Nada disso aponta para um disco “feliz”. The National, ao contrário, é uma banda que tem na exploração da melancolia a sua maior característica. Berninger e Dessner fazem isso com maestria e conhecimento de causa. As canções de vários álbuns da carreira do grupo, especialmente a partir de “The Boxer”, lançado em 2008, enfatizam essa busca, essa curiosidade em explorar a melancolia, não como algo dramático e trágico, mas como algo inevitável, quase que indistinto em relação ao cotidiano que vivemos. Se pensarmos bem, faz todo o sentido. Por isso, “Frankenstein” tem essa sutil oposição, a de trazer uma banda voltada para a tristeza inerente ao século 21 e sua miséria existencial, tentando comunicar aos fãs que, sim, está viva, voltou e se sente disposta a entabular vários shows, turnês, participações em programas de TV, etc.
Talvez essa oposição, de tão sutil que é, passe despercebida por ouvidos menos atentos ou por ouvidos que olham para a música como se ela fosse algo suspenso no ar, independente de vivências e experiências pessoais. O disco, como dissemos, é belo e tem canções com a marca indelével do The National, a saber, letras cortantes, melodias que oscilam em arranjos que, ora trazem invólucros soturnos, minimalistas ou que também são capazes de oferecer ao ouvinte pequenas explosões pós-punk. Não faltam canções belas aqui, caso explícito de “Eucalyptus” e “Your Mind Is Not Your Friend”, esta última, com participação de Phoebe Bridgers (que também aparece em “This Isn’t Helping”). Taylor Swift faz um belo dueto com Berninger em “The Alcott” mas os maiores momentos deste álbum são, sem dúvida, “Tropic Morning News” – uma porrada pós-punk incendiária que emoldura um fim de relacionamento acontecendo sob a luz de uma manhã – e a impressionante “New Order T-Shirt”, que mostra Berninger lembrando de detalhes minuciosos de outro relacionamento desfeito num passado remoto. Em ambos os casos, a poesia tristonha do sujeito faz a diferença a tal ponto que fica injusto destacar um ou outro verso de ambas as letras.

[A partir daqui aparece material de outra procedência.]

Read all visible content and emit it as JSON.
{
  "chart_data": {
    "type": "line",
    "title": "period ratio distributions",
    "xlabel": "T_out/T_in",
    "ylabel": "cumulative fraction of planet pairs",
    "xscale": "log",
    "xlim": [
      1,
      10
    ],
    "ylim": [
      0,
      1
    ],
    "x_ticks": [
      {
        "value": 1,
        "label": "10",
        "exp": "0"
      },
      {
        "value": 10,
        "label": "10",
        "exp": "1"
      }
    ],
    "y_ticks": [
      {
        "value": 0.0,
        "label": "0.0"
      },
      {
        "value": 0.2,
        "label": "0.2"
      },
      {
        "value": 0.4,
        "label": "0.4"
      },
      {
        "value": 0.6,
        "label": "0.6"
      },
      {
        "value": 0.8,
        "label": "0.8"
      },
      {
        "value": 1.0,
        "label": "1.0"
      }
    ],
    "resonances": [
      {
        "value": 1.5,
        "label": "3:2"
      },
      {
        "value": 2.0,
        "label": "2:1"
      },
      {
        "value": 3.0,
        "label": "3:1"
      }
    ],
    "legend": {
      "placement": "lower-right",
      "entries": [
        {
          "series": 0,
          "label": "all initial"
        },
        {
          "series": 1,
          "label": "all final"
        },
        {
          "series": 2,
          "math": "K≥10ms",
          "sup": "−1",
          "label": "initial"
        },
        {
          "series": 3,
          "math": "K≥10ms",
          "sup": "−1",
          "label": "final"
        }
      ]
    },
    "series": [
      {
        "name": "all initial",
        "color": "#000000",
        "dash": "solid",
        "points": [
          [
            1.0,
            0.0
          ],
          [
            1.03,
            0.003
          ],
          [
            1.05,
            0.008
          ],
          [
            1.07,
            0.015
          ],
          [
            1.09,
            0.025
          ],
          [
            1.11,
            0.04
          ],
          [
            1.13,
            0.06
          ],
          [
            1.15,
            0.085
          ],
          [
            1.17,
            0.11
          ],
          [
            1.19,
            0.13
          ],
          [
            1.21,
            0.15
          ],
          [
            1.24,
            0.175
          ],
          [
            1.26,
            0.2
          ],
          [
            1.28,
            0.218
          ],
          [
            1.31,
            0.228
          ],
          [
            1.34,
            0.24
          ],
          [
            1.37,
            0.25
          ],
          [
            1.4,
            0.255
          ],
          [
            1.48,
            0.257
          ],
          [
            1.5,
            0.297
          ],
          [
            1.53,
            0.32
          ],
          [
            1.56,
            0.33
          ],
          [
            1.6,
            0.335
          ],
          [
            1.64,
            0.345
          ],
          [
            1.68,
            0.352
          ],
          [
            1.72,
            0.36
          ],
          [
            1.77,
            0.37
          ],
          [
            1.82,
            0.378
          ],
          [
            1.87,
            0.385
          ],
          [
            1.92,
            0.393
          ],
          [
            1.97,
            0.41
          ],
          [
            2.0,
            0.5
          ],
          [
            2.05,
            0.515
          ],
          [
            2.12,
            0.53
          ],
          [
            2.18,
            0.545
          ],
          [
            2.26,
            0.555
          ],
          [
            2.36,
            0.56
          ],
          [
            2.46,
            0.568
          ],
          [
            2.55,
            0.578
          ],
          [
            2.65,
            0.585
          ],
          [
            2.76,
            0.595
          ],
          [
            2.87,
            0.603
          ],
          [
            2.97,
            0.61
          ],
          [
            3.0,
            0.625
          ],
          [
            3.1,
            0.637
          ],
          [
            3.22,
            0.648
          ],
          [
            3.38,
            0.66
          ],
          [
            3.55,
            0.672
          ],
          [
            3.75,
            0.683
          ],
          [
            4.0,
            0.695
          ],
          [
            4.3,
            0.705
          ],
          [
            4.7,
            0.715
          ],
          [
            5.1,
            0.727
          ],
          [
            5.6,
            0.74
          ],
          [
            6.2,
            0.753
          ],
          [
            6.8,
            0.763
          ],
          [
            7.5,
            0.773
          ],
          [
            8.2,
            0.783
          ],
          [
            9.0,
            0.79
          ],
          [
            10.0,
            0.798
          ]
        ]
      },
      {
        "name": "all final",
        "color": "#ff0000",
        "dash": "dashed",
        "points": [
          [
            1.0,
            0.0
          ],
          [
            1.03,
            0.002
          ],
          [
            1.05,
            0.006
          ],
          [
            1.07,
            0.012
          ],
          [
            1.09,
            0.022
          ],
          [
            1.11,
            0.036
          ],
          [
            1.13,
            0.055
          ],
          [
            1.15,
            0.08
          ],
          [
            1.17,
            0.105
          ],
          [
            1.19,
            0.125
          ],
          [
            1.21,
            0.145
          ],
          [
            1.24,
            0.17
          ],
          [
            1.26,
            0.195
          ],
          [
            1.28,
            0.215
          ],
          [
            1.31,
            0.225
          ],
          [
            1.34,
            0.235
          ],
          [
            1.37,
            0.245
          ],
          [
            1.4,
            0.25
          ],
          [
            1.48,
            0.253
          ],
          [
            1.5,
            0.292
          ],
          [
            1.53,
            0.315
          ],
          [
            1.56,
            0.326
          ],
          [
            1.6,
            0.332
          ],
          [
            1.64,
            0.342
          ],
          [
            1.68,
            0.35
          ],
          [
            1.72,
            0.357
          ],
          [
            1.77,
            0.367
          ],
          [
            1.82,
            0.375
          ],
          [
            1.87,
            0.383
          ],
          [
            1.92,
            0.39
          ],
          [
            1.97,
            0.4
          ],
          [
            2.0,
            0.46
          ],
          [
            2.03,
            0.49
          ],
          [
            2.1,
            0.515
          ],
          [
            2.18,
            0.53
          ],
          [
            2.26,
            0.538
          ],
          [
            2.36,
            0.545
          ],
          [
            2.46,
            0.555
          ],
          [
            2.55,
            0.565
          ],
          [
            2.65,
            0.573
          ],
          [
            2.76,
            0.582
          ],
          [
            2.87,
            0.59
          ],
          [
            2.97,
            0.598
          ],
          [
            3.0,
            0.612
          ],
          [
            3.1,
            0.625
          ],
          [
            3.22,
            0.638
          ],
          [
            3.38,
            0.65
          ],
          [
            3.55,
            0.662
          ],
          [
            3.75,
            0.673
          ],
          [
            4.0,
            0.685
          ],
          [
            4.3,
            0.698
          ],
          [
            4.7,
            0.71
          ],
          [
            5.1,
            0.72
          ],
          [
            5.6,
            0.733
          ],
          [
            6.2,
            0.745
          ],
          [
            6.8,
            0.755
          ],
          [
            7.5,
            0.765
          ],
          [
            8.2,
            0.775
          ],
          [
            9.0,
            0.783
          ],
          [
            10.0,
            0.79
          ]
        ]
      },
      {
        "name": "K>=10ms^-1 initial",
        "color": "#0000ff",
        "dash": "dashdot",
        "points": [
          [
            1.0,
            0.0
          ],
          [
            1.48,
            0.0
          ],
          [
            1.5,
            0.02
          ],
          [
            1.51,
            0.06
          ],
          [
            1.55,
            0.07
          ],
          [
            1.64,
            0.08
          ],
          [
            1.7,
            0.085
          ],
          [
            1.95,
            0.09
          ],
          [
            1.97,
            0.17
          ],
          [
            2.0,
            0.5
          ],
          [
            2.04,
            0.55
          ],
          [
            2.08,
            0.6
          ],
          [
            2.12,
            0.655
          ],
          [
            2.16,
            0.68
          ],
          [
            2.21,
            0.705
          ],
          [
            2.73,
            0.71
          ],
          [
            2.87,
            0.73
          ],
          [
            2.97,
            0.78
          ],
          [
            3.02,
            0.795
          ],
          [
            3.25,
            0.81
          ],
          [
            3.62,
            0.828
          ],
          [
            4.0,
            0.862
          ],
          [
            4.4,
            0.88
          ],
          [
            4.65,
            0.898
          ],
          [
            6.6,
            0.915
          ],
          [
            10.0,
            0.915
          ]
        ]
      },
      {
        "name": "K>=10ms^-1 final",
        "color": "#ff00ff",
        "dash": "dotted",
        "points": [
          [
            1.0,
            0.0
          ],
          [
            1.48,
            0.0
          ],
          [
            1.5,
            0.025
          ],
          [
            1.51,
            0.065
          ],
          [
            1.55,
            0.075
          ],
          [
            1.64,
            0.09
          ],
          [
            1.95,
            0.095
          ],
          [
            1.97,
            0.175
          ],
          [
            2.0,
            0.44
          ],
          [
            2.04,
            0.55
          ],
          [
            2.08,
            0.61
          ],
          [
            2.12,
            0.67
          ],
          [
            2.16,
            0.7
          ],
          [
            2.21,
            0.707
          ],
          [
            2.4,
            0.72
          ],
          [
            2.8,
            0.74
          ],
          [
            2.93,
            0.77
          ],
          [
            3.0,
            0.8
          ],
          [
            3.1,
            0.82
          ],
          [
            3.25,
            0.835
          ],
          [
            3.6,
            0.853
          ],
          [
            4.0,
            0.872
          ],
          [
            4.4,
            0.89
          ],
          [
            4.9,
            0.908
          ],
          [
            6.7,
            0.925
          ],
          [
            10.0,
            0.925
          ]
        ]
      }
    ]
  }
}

“First Two Pages Of Frankenstein” não é o melhor álbum da carreira do The National e nem precisa ser. É, no entanto, o retrato da banda hoje, com sinceridade e sensibilidade expostas. Em seus melhores momentos, ele é um disco brilhante.
Ouça primeiro: “The Alcott”, “New Order T-Shirt”, “Tropic Morning News”, “Your Mind Is Not Your Friend”

Carlos Eduardo Lima (CEL) é doutorando em História Social, jornalista especializado em cultura pop e editor-chefe da Célula Pop. Como crítico musical há mais de 20 anos, já trabalhou para o site Monkeybuzz e as revistas Rolling Stone Brasil e Rock Press. Acha que o mundo acabou no início dos anos 90, mas agora sabe que poucos e bons notaram. Ainda acredita que cacetadas da vida são essenciais para a produção da arte.